The obvious first is that Rick's ship moves from right-to-left, rather than the more traditional left-to-right. However, challenges come from both directions: from the right, Rick will be grabbing back all of his weapons launched at foes, watching as the ships they blew up materialize again. From the left, Rick will be avoiding the foes' attacks, which he has already dodged at a previous point in time. Flub any of these and that whole space-time continuum thing is in danger.

Then there's the score, which counts itself backwards. Rick reached a "high score" in the journey we didn't see, and now he must undo it. The closer to 0 the better, and scoring happens based on how well missile grabs and dodging enemy fire is timed. Combo these events for an even… lower… score.

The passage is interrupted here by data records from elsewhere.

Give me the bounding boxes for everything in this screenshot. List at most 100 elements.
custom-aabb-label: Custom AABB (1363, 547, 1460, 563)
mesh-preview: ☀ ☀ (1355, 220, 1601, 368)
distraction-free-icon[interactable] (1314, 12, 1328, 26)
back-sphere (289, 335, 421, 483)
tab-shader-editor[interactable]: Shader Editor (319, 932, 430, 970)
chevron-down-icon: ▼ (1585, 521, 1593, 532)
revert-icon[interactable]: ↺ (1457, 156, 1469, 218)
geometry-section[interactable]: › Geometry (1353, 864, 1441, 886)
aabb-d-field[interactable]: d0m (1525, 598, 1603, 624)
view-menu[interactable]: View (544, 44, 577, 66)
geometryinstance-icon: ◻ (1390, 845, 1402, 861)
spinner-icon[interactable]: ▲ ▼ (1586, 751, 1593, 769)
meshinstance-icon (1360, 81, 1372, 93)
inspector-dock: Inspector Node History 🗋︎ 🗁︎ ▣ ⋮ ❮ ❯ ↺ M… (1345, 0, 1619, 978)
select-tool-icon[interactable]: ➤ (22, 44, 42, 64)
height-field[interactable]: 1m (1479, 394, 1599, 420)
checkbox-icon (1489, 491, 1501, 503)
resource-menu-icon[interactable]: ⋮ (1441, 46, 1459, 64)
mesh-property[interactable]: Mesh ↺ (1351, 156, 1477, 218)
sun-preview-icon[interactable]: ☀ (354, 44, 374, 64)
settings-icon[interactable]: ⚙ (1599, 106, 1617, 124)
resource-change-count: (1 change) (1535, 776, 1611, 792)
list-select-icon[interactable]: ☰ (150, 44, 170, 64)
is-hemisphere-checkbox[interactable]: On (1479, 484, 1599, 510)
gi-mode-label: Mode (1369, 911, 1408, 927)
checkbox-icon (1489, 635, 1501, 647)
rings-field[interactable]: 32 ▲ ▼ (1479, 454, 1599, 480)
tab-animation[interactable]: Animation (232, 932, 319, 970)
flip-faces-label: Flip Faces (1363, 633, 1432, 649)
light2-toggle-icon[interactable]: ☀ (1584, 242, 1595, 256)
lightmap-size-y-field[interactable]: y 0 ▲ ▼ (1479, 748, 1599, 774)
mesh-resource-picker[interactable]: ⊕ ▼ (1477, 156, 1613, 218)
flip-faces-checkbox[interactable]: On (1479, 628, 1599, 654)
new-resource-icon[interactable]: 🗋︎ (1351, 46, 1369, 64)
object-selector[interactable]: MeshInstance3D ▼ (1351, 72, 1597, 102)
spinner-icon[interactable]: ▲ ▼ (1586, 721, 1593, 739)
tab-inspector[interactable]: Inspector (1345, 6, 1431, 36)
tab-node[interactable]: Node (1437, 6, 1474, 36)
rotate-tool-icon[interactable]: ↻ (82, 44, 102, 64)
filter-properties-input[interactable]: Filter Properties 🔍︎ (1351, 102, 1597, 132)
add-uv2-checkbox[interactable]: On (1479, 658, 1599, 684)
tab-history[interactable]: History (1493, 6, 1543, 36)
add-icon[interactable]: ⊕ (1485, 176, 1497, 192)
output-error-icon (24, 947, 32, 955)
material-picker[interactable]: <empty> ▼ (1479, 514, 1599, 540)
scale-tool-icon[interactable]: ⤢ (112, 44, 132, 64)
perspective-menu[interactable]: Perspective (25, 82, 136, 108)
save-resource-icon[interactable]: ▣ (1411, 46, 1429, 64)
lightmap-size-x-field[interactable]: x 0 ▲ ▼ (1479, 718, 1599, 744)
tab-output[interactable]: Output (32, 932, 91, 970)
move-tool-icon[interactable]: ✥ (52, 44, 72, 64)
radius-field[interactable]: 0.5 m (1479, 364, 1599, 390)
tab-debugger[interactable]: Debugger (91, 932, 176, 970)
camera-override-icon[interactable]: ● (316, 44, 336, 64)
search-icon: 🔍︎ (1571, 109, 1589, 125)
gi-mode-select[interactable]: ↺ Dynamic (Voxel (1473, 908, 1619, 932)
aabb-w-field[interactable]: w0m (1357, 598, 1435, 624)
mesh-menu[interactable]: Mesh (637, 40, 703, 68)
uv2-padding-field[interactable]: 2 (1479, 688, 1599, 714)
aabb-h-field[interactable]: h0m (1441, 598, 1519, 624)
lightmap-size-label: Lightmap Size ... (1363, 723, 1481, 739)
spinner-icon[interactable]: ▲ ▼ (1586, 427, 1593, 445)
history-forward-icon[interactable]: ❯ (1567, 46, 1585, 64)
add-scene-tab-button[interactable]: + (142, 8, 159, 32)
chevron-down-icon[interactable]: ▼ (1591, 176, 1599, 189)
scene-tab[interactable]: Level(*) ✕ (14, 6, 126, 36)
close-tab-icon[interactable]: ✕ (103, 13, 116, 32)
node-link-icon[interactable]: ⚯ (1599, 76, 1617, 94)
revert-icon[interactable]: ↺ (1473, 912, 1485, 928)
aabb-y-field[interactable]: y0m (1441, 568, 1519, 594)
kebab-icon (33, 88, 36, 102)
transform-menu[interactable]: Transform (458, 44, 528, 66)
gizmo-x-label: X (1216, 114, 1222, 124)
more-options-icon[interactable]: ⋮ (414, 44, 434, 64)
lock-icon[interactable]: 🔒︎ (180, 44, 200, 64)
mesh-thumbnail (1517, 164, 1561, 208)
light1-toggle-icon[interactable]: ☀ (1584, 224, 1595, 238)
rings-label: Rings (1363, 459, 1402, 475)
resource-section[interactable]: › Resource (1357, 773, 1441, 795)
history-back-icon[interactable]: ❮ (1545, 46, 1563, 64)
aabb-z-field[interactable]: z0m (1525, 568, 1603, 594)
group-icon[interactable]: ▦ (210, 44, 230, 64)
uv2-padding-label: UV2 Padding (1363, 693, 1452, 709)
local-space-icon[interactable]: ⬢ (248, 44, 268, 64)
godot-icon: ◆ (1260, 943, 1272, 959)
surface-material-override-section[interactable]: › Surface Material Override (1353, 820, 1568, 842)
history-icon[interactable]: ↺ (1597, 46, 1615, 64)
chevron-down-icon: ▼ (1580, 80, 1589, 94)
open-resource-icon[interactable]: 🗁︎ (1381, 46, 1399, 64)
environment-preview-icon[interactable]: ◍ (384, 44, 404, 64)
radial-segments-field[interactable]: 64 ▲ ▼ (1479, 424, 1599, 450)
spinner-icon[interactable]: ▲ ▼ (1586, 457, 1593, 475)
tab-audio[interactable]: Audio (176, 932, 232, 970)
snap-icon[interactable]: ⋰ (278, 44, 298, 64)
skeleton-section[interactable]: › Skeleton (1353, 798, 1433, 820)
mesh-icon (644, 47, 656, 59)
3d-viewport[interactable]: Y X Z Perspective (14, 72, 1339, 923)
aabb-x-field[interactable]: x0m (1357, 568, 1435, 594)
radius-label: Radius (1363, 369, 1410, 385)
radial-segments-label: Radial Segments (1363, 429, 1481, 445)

Of course, the challenge ratchets up as the game progresses (regresses?) despite the fact that Rick is moving backwards. To explain this, 24 Caret Games got rather clever. In a real war, if we can, we would theoretically take out the largest, most difficult target first. It would make the rest of the war easier. In games, due to the way they are structured to empower the player as they move forward, this is just the opposite. However, Rick took the "real life" approach by totally deciding to off the biggest problem first, so that the rest of his time he could be a bro and totes not care. It's a small touch of the meta-narrative that I appreciated.

Rick Rocket is a caricature. Retro/Grade is clever. Together these two facts helped make an enjoyable experience out of both an homage and music game that is visually stunning, aurally pleasing, and thumb challenging. Rating: 9.0 out of 10.

—by Denis Farr

Disclosures: This game was obtained via publisher and reviewed on the PS3. Approximately 10 hours of play were devoted to the single-player mode, and the game was completed. There are no multiplayer modes.

Parents: According to the ESRB, this game contains mild fantasy violence. The visualizations are such that the ships you've previously blown up are becoming whole again. The implications are that Rick committed wholescale war on a galactic army.

Deaf & Hard of Hearing: Because the screen can become so visually cluttered, there is an increased reliance on the beat of the music. This may hamper attempts to play the game based on your own ability to parse what is happening on the screen. It will definitely affect score in terms of how well the timing can be completed.